I honestly don't know why Google bothered to buy the company in the first place. Seems an odd place to assert a competing position.



I'll reiterate what I told you back when we had this discussion in the past. Google bought On2 and developed vp8 because they wanted a codec they could directly adapt to their needs when it comes to their many services, with alot of effort spent on real-time video.

I mentioned Google Glass for instance, to which you retorted that Google Glass was 'vapourware'. Funny enough you then spent tons of posts trying to raise concerns regarding Google Glass privacy implications, you sure spend alot of time addressing vapourware.

It's almost as if you had an anti-Google agenda...


The guy with a username that references an utterly failed Apple operating system project might have an agenda?

Well color me surprised!


I don't have an anti-Google agenda. I just don't see why Google is actively trying to make life more difficult for consumers by promoting an inferior codec (in every way possible). I include Mozilla into that list as well.


Okay, then fork Chrome/Firefox and add mp3/h.264 support and see how quickly the lawyers circle overhead.


When the dinosaurs of old media die, the web will remain. The question is whether that web will be open and royalty free, or owned by new dinosaurs. The purchase of On2 was a move in the direction of an open web.


That will sound more palatable when the royalty-free web can provide the technically superior solution.


I unfortunately am cynical and don't believe that in the presence of so many commercial interests that free and open is going to reign supreme. The odds are simply too stacked against it.

Instead I would much prefer to see standards made available under low royalty, FRAND terms. This has worked to great effect for WiFi, USB, Bluetooth etc.

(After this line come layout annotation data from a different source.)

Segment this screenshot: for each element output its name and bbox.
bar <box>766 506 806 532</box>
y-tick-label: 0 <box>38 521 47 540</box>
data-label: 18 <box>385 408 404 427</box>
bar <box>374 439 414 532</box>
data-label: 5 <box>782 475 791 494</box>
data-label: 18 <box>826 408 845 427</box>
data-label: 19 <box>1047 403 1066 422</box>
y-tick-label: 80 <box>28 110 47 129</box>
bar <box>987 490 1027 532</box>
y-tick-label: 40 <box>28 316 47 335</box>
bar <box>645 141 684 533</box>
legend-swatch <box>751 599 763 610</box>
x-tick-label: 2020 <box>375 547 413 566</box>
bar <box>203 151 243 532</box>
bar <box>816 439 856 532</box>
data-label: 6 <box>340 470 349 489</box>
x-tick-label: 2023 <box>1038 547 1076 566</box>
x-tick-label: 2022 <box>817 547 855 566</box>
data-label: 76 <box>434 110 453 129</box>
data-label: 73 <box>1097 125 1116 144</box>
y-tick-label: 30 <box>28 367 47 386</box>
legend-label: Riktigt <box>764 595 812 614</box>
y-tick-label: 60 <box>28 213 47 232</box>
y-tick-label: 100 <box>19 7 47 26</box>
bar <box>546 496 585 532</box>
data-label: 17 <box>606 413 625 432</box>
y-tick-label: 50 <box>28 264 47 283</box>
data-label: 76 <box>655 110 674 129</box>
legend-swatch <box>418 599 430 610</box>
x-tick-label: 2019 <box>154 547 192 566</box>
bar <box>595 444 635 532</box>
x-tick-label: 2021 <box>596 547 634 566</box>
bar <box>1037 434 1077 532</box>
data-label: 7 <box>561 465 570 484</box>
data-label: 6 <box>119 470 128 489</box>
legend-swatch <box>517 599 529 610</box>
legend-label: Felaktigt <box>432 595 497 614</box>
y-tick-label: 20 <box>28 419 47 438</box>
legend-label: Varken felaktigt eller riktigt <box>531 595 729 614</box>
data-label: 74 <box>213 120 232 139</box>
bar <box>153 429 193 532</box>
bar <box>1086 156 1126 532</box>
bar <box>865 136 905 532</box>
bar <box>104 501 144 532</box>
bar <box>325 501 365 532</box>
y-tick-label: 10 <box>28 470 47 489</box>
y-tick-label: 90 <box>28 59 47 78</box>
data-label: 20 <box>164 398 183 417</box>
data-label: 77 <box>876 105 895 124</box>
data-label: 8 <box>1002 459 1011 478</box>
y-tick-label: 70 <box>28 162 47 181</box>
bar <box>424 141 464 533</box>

But of course that is looking harder to achieve with FRAND abusers like Google around.


>Instead I would much prefer to see standards made available under low royalty, FRAND terms. This has worked to great effect for WiFi, USB, Bluetooth etc.

FRAND works fine for hardware because by the time you spend $100 to manufacture and ship the thing you can spend $5 licensing patents.

It fails miserably for software because it's incompatible with free software, which means that the free software people have to create a competing standard that they can implement and we get useless fragmentation that hurts everybody. Produce something compatible with free software to begin with and none of that needs to happen.

I mean WTF, just require the patent holders to license the patents royalty free for free software implementations in order to have their patents included in the standard, and then they can still collect royalties from manufacturers who do hardware implementations. It's not like they were going to get any royalties from free software developers in the first place.


Then let your cynicism drive you to hedge with H.26x but hope and advocate for something royalty free and technically equivalent to emerge. There's no need to attack VP8 and other royalty-free endeavors just because the world is cold. Look at what happened with SOPA, and now with bills being introduced to claw back against the DMCA. I wouldn't have expected either of those things to happen two years ago.

Old habits die hard; old industries die harder.

Abuse of FRAND patents is a different matter, but I will point out that it was in retaliation for asserting some pretty ridiculous patents in the first place. The nice thing about VP8 is that, even if Google turns evil (or, if you're of the opinion they already are, even more evil), the patent promise they granted is irrevocable.


You're not cynical, you're just anti-Google


Yes, Sony is so firmly against VP8 that they sell millions of devices that ship with VP8 support every quarter.